Key facts
- The Japanese yen has weakened to the 160 per dollar level.
- Japanese officials have warned of intervention against yen volatility.
- Middle East tensions and rising oil prices are boosting the U.S. dollar.
- Bank of Japan Governor Kazuo Ueda signaled a likely rate hike in June.
- The BOJ previously exited its massive stimulus program in 2024.
- U.S. jobs data showed 172,000 jobs added in May.
- The U.S. unemployment rate remained at 4.3%.
- Strong U.S. jobs data has reduced expectations for Federal Reserve rate cuts.
- Prediction markets now indicate a 52% chance of a Federal Reserve rate hike this year.
- The European Central Bank is expected to raise interest rates in June.
- UK businesses anticipate 4.0% price growth in the next 12 months.
The Japanese yen has weakened to the 160 per dollar level, a threshold that has prompted warnings from Japanese officials about potential intervention and readiness to act against excessive volatility. This depreciation is attributed to renewed Gulf hostilities, which have boosted demand for the U.S. dollar and driven up crude oil prices. Strong U.S. economic data and safe-haven demand amid Middle East tensions have further supported the dollar's strength globally.
In response to rising inflation risks, Bank of Japan Governor Kazuo Ueda has signaled a pivot towards inflation fighting, indicating a high chance of a rate hike at the June 15-16 meeting. This potential move follows the BOJ's exit from its massive stimulus program in 2024 and previous rate increases, as the bank views Japan as nearing sustainable 2% inflation. Traders are pricing in an 80% probability for a June rate hike, contingent on no severe Middle East conflict escalation.

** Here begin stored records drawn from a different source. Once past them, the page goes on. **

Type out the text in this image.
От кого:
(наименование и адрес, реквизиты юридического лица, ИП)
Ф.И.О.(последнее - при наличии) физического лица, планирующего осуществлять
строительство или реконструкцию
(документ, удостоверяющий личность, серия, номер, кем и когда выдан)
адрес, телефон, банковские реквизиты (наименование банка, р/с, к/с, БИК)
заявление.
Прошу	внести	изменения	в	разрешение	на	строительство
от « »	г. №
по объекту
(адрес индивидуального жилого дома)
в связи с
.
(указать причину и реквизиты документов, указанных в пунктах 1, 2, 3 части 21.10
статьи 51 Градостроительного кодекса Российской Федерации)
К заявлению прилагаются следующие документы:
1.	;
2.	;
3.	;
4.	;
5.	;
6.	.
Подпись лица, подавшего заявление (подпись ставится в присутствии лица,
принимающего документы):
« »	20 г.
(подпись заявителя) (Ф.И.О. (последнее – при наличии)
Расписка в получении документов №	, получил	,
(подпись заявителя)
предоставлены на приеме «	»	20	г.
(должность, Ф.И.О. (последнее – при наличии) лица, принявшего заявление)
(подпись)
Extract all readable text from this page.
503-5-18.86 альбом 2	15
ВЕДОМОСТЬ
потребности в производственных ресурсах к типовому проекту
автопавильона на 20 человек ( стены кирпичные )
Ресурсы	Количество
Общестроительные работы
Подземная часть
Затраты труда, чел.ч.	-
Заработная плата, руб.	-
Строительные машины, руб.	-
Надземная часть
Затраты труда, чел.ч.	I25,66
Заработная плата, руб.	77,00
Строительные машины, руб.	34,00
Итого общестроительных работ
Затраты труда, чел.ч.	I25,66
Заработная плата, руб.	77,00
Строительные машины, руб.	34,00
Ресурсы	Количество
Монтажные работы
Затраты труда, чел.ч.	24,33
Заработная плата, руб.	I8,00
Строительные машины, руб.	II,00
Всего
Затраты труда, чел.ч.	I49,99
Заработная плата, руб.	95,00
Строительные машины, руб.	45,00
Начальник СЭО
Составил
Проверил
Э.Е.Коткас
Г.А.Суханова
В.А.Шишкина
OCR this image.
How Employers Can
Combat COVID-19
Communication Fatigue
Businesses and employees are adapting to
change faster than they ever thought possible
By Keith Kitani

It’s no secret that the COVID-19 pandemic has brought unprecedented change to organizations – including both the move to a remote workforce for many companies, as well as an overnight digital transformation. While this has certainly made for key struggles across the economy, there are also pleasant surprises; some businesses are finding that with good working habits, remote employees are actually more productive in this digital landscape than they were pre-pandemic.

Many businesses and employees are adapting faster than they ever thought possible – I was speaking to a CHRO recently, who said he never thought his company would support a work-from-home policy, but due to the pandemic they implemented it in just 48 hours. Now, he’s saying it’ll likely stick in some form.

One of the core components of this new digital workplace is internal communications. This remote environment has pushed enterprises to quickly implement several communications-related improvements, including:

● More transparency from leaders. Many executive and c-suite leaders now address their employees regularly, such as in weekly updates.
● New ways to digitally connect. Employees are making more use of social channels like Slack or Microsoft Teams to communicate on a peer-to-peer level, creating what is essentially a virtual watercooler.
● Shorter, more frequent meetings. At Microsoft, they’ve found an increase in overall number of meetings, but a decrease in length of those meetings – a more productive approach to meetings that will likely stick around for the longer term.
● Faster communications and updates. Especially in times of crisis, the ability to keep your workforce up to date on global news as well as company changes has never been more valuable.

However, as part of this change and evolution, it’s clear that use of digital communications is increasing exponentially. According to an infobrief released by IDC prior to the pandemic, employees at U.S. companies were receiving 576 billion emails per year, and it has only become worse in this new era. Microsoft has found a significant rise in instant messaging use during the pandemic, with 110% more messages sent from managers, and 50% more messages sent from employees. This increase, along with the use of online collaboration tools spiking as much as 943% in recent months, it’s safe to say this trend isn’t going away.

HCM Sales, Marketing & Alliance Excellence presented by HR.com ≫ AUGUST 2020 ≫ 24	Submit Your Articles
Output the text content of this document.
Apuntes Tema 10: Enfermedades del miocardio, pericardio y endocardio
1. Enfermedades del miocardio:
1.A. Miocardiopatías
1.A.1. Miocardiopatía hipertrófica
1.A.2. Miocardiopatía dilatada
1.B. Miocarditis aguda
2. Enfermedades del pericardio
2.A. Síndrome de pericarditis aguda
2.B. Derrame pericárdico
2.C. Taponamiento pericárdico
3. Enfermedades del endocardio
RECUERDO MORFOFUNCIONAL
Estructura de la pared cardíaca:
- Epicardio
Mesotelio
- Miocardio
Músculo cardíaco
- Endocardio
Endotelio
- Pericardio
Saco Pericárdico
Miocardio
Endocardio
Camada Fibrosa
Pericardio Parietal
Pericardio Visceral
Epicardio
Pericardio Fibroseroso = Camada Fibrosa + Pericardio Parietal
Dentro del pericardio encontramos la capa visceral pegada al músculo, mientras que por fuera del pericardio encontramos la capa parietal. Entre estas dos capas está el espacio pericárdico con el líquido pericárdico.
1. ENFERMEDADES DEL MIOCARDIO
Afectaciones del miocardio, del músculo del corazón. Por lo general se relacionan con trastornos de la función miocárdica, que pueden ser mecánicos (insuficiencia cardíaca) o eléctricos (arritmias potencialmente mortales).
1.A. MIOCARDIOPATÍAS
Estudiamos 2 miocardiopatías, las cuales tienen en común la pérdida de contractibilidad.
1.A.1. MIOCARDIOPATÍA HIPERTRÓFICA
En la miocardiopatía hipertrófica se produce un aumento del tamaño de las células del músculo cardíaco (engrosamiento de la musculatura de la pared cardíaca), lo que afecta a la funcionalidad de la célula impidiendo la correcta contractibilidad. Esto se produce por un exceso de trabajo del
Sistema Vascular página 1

Meanwhile, stronger-than-expected U.S. jobs data, with 172,000 jobs added in May and the unemployment rate holding at 4.3%, has dashed market expectations for Federal Reserve rate cuts. This data has increased the odds of a Fed rate hike later this year, with prediction market traders now seeing a 52% chance of a hike. Treasury yields have surged to their highest levels since 2007, and major U.S. stock indexes have declined. Kansas City Fed President Hammack noted that while the jobs market is balanced, high and rising inflation is a greater concern, suggesting persistent inflation could warrant decisive action. Dallas Fed President Logan believes current monetary policy is too loose and needs to become restrictive to target 2% inflation.
The European Central Bank is also expected to implement an interest-rate hike in June, with traders pricing in a 90% probability of a 25 bps hike for its June 11 policy decision. This move is driven by inflation linked to the Iran war. In the UK, businesses anticipate 4.0% price growth over the next 12 months, and the Confederation of British Industry has lowered its economic growth forecast, predicting higher unemployment and inflation at 3.7% next year due to rising energy prices.